September 2005

New Technology Basics: Remember Your Customer

The next wave of technical tools and services are starting to become available for implementation. The leaders are color printers that are now cost effective at $.06 - $.08 per page, next generation Personal Digital Assistants (PDAs) that include e-mail, camera and cell phones, wireless access for laptops, in-truck message centers with printers, TCP phones that allow you to run your business from any location that has internet and (coming) the next generation of Windows (remember the 32-bit buzz words, here comes the 64-bit buzz words).

All this technology will make it easier to communicate, handle exceptions and bring resources to address business issues and customer needs in the most efficient method possible. The problem is sometimes we get so involved with the tools and the power or the technology that we forget the fundamental rule of all successful businesses. Remember the “customer pays the bills”.

How can you tell if your company has drifted away from its beginnings where you knew your customers, understood their needs and made sure your employees kept focus on the solution without blame?

One symptom is that your employees are so busy looking at reports and trends on the computer they do not answer the phone in a timely fashion. General rule is that the phone should be picked up no later than the third ring, by anyone in the office. It is nice to have touch tone call routing to your customer gets to the right person, but it is another thing when no one answers the phone.

Another symptom is that everyone communicates with e-mail. This is great because they don’t have to be face-to-face in meetings to work together. An order person can e-mail someone in dispatch to arrange for an emergency service, and include in the e-mail all the necessary details. This allows the dispatcher to read the e-mail and forward it electronically to someone in the field or e-mail the order-taker that additional information is required. What is great about e-mail is that all the details can be kept and communicated from the first time that they are taken, without the problem of errors caused by repetition.
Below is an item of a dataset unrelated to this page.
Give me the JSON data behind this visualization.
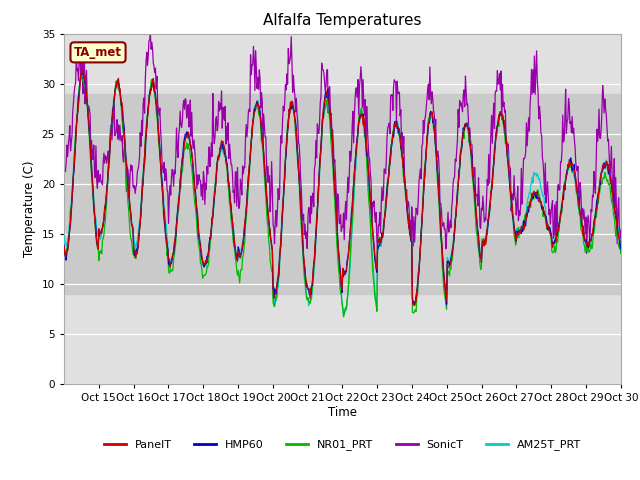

If e-mail is such a great tool, what’s the problem? Remember that game ‘telephone”, where one person says something and it is whispered from person to person? When the last person reports what they heard it is highly unlikely that the sentence is the same as the original. When people talk, they not only communicate with words, but facial gestures, tone of voice and body emphasis that can make a big difference when describing the problem. It’s important to not solely depend upon e-mail but to listen between the sentences and compliment the e-mail with a phone call if the tone of the message is not clear.